Just so you know, I did not buy your attractively-packaged Face-Scraper because of the sleeve of golf balls that came with it. But I would think that, if you’re going to put your Corporate Brand on something - even something as far removed from your regular Field of Expertise as a golf ball - you want it to represent you well. I mean, you have a picture of Tiger frickin’ Woods on the box and all.

When I removed the sleeve of balls from the package, I noticed that they had a weird “feel” to them. Almost as though they were not real golf balls, but balls that had been worked over by the same Intergalactic Pod-Agency that did such a good job replacing real people with dead, unfeeling (but real-looking) Pod People in Invasion of the Body Snatchers.

Just for fun, I took a real golf ball, dropped it from shoulder height on a flat concrete surface. As expected, the ball hit the floor with a sharp “click” and rebounded, almost reaching the hand that dropped it.

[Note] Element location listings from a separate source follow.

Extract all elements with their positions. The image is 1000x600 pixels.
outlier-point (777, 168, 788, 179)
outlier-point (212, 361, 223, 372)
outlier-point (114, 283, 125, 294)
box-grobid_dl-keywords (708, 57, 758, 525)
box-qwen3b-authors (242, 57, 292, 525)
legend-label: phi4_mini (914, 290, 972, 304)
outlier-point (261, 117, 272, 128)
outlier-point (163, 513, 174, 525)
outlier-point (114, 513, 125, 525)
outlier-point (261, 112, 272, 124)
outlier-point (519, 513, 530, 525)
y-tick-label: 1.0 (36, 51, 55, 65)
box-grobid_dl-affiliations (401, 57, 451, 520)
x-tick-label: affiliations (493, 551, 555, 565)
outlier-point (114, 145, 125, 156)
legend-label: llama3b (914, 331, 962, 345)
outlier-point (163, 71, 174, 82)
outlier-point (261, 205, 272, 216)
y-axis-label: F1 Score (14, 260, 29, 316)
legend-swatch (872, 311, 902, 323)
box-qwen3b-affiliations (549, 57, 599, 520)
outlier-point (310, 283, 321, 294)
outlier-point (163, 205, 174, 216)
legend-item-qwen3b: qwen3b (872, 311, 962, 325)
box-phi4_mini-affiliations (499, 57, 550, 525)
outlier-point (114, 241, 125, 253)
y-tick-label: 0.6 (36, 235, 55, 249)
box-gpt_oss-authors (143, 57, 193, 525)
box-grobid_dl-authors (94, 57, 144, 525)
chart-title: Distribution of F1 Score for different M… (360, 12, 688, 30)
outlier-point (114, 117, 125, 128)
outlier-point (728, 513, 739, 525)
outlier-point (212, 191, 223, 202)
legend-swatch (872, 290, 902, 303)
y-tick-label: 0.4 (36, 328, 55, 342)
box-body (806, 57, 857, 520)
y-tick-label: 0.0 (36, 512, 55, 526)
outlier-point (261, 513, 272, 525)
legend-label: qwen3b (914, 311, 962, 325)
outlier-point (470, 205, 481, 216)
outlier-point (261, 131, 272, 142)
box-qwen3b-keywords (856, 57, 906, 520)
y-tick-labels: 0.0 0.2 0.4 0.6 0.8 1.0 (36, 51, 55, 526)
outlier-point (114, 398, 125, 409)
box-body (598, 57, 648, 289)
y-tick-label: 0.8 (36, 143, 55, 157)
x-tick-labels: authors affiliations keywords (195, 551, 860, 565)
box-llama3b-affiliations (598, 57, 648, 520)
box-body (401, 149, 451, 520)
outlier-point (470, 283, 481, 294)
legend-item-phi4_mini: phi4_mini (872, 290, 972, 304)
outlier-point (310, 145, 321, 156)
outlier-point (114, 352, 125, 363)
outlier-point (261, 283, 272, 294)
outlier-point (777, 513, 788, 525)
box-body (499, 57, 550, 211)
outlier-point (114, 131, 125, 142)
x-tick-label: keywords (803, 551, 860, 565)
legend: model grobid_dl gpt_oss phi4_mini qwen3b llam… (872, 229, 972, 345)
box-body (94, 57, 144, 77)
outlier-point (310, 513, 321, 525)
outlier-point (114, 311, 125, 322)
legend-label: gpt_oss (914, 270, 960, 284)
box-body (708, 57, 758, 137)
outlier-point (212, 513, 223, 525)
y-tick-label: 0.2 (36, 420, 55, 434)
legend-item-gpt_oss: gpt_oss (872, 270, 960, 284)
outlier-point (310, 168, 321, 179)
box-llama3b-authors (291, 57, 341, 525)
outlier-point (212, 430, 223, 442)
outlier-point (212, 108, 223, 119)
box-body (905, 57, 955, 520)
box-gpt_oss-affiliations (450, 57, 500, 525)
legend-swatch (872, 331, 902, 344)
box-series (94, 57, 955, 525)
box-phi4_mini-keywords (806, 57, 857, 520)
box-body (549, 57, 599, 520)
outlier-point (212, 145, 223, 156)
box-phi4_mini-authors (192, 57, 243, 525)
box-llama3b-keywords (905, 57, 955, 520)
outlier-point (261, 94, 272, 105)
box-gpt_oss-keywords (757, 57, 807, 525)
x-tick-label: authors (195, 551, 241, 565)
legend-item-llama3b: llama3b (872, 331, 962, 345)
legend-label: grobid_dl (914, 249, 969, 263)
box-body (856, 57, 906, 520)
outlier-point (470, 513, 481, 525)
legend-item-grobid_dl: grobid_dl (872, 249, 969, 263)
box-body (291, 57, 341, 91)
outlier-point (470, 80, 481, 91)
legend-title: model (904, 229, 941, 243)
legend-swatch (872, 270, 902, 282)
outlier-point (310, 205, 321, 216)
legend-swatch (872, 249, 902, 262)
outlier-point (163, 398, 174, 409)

Then I took a “Gillette Champions” ball and dropped it from shoulder height. Thud. It may have bounced as high as one inch, but it was hard to tell - because I was laughing so hard. It was as if someone had packed three identical dimpled, enwhitened rocks in that sleeve.

Anyone who actually tried to use one of those Freebie Balls would likely end up with a broken wrist.

Razor technology has come a long way since Gronk the Caveman first scraped his beard off with a clamshell back in the Middle Pleistocene. But I’m here to tell you, not even the whisky-saturated Scots who first conceived the game of golf back in windswept, boggy antiquity ever thought to try playing the game with fucking rocks.

So I’m just giving you a little advance notice. Any day now, the flood of lawsuits is likely to start, all from people who have injured themselves trying to use your stupid-ass golf balls for their (nominally) intended purpose. Don’t say I didn’t warn you.

[Now - how about a case of real Titleists by way of thanking me?]